Local sources say the bargain-basement price for a four-star hotel has already attracted interest from Irish investors including some from hotel groups already operating along the western seaboard.
They may face competition from international investors who are picking up bargains in the Irish hotel sector in prime locations.
The Atlantic Coast Hotel appears to fall into that category – given its location in Westport – that has fared better during the recession than other tourist spots in the West.
It comes with bar and restaurant, conference and banqueting facilities, spa and swimming pool and on-site parking for 58 cars.
One of the key drivers of the international interest is a significant tax incentive, which will be removed at the end of the year.
If a property is bought before December 31 next and kept for seven years, the property owners will not have to pay Capital Gains Tax when they dispose of the property – whatever the profit.
There is another astonishing bargain in Co Kildare where the highly rated Knockanally Golf Course is for sale with an asking price of just €700,000.
Not only does it come with the highly rated golf course on some 120 acres with a first hole that Ryder Cup hero Christy O'Connor described as "the most difficult opening hole in golf", but there is also the impressive Knockanally House, built in 1843 in what is known as the Italianate style, as well as five newly constructed mews houses, four three-bedroom homes all around 1,500 square feet, and a mid-terrace two-bed at a more modest 965 square feet.
The sale comes at the same time that Charlie Haughey's old home is also on the market at what appears to be a bargain price.
When builder Joe Moran of Manor Park Homes swooped 10 years ago and paid a whopping €45m for Mr Haughey's Kinsealy estate and the imposing Gandon-designed mansion Abbeville, his competitors were green with envy.
Haughey's north county Dublin pile had a lot going for it – some 250 acres of prime development land a stone's throw from the seaside village of Malahide, just seven miles from O'Connell Street and a five-minute drive from the airport.
But Manor Park Homes went into receivership and the heady days of 2003 are long gone.
Now, the whole lot is for sale again.

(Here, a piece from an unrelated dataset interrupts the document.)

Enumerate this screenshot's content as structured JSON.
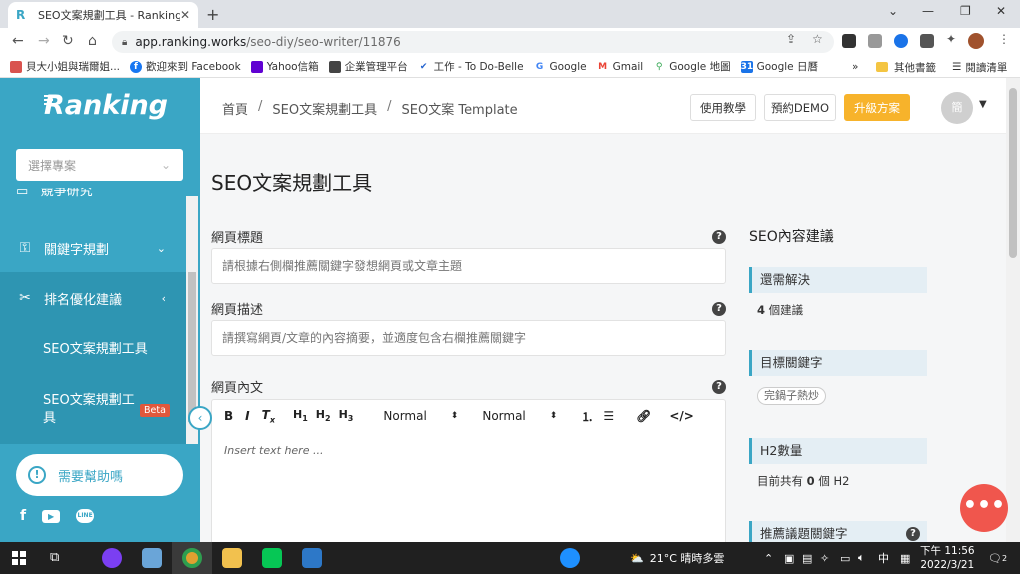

Ten years after it was bought for €45m, Abbeville, its stud farm, man-made lake and all the estate trimmings including a gardener's cottage and two gate lodges can be bought for €7.5m.
And some property experts are saying that even at that heavily discounted price, the receiver may have to sweeten the deal even further.

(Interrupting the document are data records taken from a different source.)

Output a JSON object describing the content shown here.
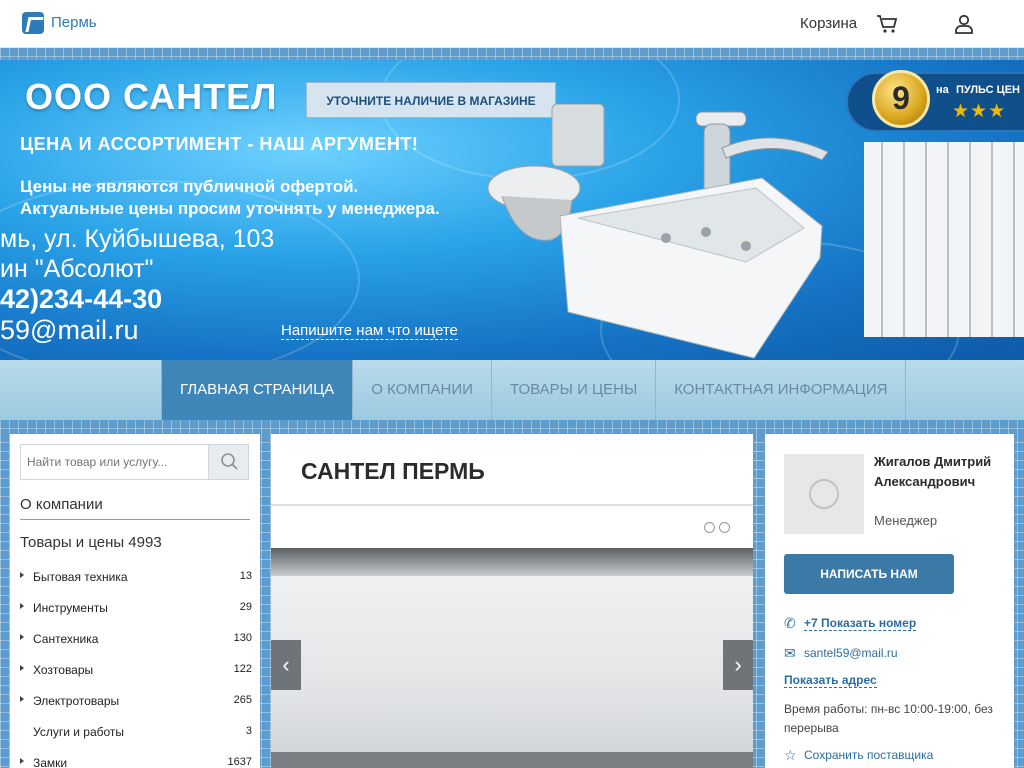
{
  "header": {
    "city": "Пермь",
    "cart_label": "Корзина"
  },
  "banner": {
    "title": "ООО САНТЕЛ",
    "check_button": "УТОЧНИТЕ НАЛИЧИЕ В МАГАЗИНЕ",
    "slogan": "ЦЕНА И АССОРТИМЕНТ - НАШ АРГУМЕНТ!",
    "note_line1": "Цены не являются публичной офертой.",
    "note_line2": "Актуальные цены просим уточнять у менеджера.",
    "address_line1": "мь, ул. Куйбышева, 103",
    "address_line2": "ин \"Абсолют\"",
    "phone": "42)234-44-30",
    "email": "59@mail.ru",
    "write_link": "Напишите нам что ищете",
    "badge_number": "9",
    "badge_on": "на",
    "badge_name": "ПУЛЬС ЦЕН",
    "badge_stars": "★★★"
  },
  "nav": {
    "tabs": [
      {
        "label": "ГЛАВНАЯ СТРАНИЦА"
      },
      {
        "label": "О КОМПАНИИ"
      },
      {
        "label": "ТОВАРЫ И ЦЕНЫ"
      },
      {
        "label": "КОНТАКТНАЯ ИНФОРМАЦИЯ"
      }
    ]
  },
  "sidebar": {
    "search_placeholder": "Найти товар или услугу...",
    "about": "О компании",
    "products": "Товары и цены 4993",
    "categories": [
      {
        "name": "Бытовая техника",
        "count": "13"
      },
      {
        "name": "Инструменты",
        "count": "29"
      },
      {
        "name": "Сантехника",
        "count": "130"
      },
      {
        "name": "Хозтовары",
        "count": "122"
      },
      {
        "name": "Электротовары",
        "count": "265"
      },
      {
        "name": "Услуги и работы",
        "count": "3"
      },
      {
        "name": "Замки",
        "count": "1637"
      }
    ]
  },
  "main": {
    "title": "САНТЕЛ ПЕРМЬ",
    "slider_prev": "‹",
    "slider_next": "›"
  },
  "contact": {
    "manager_name": "Жигалов Дмитрий Александрович",
    "manager_role": "Менеджер",
    "write_button": "НАПИСАТЬ НАМ",
    "phone_link": "+7 Показать номер",
    "email": "santel59@mail.ru",
    "address_link": "Показать адрес",
    "hours": "Время работы: пн-вс 10:00-19:00, без перерыва",
    "save_link": "Сохранить поставщика"
  },
  "colors": {
    "brand": "#2f7ab7",
    "nav_active": "#3f86b8",
    "button": "#3b7aa7"
  }
}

But who will buy it? The pool of Irish purchasers is small and it may well be an international buyer who will hold court in Abbeville.
Irish-American billionaire John Malone, who heads up Liberty Global, bought Humewood Castle, the picture-perfect neo-gothic pile in the heart of Wicklow with 427 acres, for a price reputed to be a touch over €7m.
It looks like a bargain.
As agricultural land, the holding is worth more than €4m.
Charles Noell, who co-founded JMI Equity in Baltimore, Maryland, has bought Ardbraccan – a huge palladian mansion in the heart of Co Meath near Navan.
The house has 15 bedrooms, six of them suites, and is more than 23,000 square feet.
The tastefully refurbished mansion sits in the middle of 120 acres but the asking price was just €4.9m.
Mr Noell, who sold the San Diego Padres baseball team for €800m, is understood to be interested in developing a horse-breeding facility.